Египетский голубь - Константин Леонтьев 4 стр.


- Нельзя согласиться ни с тем, что это комедия, ни с тем, что это величественно. Это именно очень просто, вот и все. Вот вы спросили у меня, чем мне нравится Восток; теперь я вам объясню это лучше. Восток живописен; Европа в самом дурном смысле проста. Посмотрите на все эти одежды, как штатские, так и военные, на эти цилиндры и кепи... Я не виню никого... За что же? Они все платят дань времени... "La simplicité"... Знаете эту скуку, "la simplicité"!.. Они вынуждены носить эти уродливые и смешные головные уборы, выдуманные во Франции. Они подчиняются тем убийственным (даже для развития у нас в России пластических искусств убийственным) вкусам, которые господствуют у нас со времен великого голландца Петра, исказивших образ и подобие Божие в русской земле...

- Вы не шутите! ваши выражения сильны, - перебила меня мадам Антониади.

Но я не хотел уже останавливаться.

- Я не только не шучу, я не нахожу слов от обилия мыслей, доказательств и примеров... Я затрудняюсь в выборе... Я понимаю величие вот как: когда Бёкингам представлялся Лудовику XIII и жемчуг нарочно был пришит слегка, но во множестве к его бархатной мантии... и при каждом шаге и поклоне его сыпался на пол, и французские дворяне подбирали его... Или когда польское посольство, не помню при каком султане, въезжало в Константинополь на лошадях, которые все были так слабо подкованы серебром, что эти подковы спадали с копыт... Это величие!..

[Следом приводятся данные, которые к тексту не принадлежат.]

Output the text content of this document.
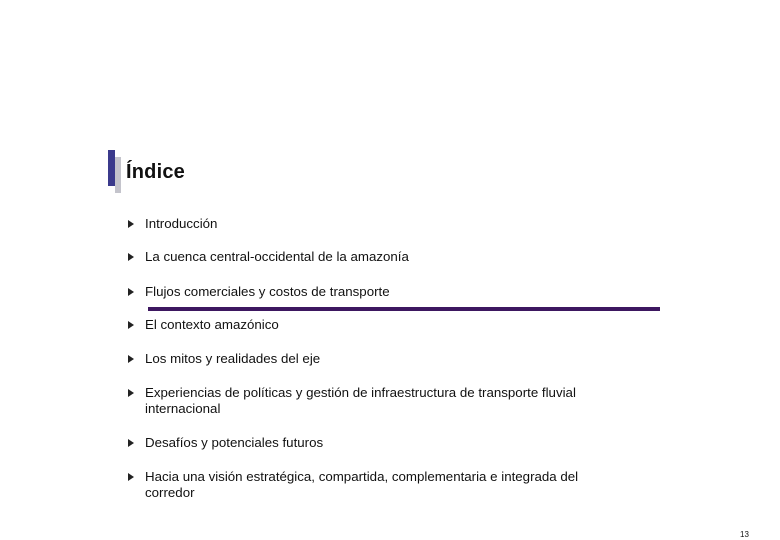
Índice
Introducción
La cuenca central-occidental de la amazonía
Flujos comerciales y costos de transporte
El contexto amazónico
Los mitos y realidades del eje
Experiencias de políticas y gestión de infraestructura de transporte fluvial internacional
Desafíos y potenciales futuros
Hacia una visión estratégica, compartida, complementaria e integrada del corredor
13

Или когда я вижу теперь еще здесь на Востоке пеструю толпу этих людей не по-европейски одетых, я признаюсь, что я каждым проявлением души и ума в них невольно больше дорожу, чем несравненно более сильными чувствами и достоинствами, скрытыми под этим гадким сюртуком и сак-пальто... Эти символы падения, эта безобразная мода!.. Это - смерть, это траур!.. Вот мое мнение.

Все слушали меня внимательно. Антониади был серьезен и счел долгом заметить:

- Есть значительная доля правды в ваших словах... Восток еще живописен; это, впрочем, знают все...

При этих последних словах он сделал какой-то знак плечами и головой, как будто хотел дать мне понять, что я говорю не новые, а очень известные вещи.

Уже почти взбешенный, я торопился возразить и начал так:

- Конечно, все путешественники надоели даже, говоря о живописном Востоке. Но дело не в маскараде каком-то, а в том, что европейская цивилизация мало-помалу сбывает все изящное, живописное, поэтическое в музеи и на страницы книг, а в самую жизнь вносит везде прозу, телесное безобразие, однообразие и смерть...

- Это очень смело, - заметила мадам Антониади.

- Mais c'est de la vraie poésie! Monsieur est poète! - томно пропела белая Кызлар-агаси.

Меня немножко покоробило, и я, обратясь к ней, сказал вежливо, но очень сухо:

- Madame (не знаю, как перевести слово: madame. Положим - "сударыня")... Сударыня, поэзия всегда истинна... Поэзия - это сама истина, облеченная в плоть.

Антониади молчал, но интересная кузина предложила мне вопрос, который заставил меня на минуту задуматься.

- Неужели вам в Турции все нравится, все без исключения? Это невозможно... - спросила она.

- Ах, да, да! - воскликнула madame Антониади, - вот интересный вопрос... Я жалею, что я сама не догадалась предложить его.

Я сказал, что вопрос этот заставил меня задуматься. Я знал очень хорошо, что именно мне не нравится на Востоке... Мне не нравилась тогда сухость единоверцев наших в любви. Мне ненавистно было отсутствие в их сердечной жизни того романтизма, к которому я дома в России с самого детства привык. С этой и только с одной этой стороны я был "европеец" до крайности. Я обожал все оттенки романтизма: от самого чистого аскетического романтизма Тогенбурга, который довольствовался только тем, что изредка видел, как вдали "ангел красоты отворял окно своей кельи", и до того тонкого и облагороженного обоготворения изящной плоти, которой культом так проникнуты стихи Гёте, Альфреда де Мюссе, Пушкина и Фета.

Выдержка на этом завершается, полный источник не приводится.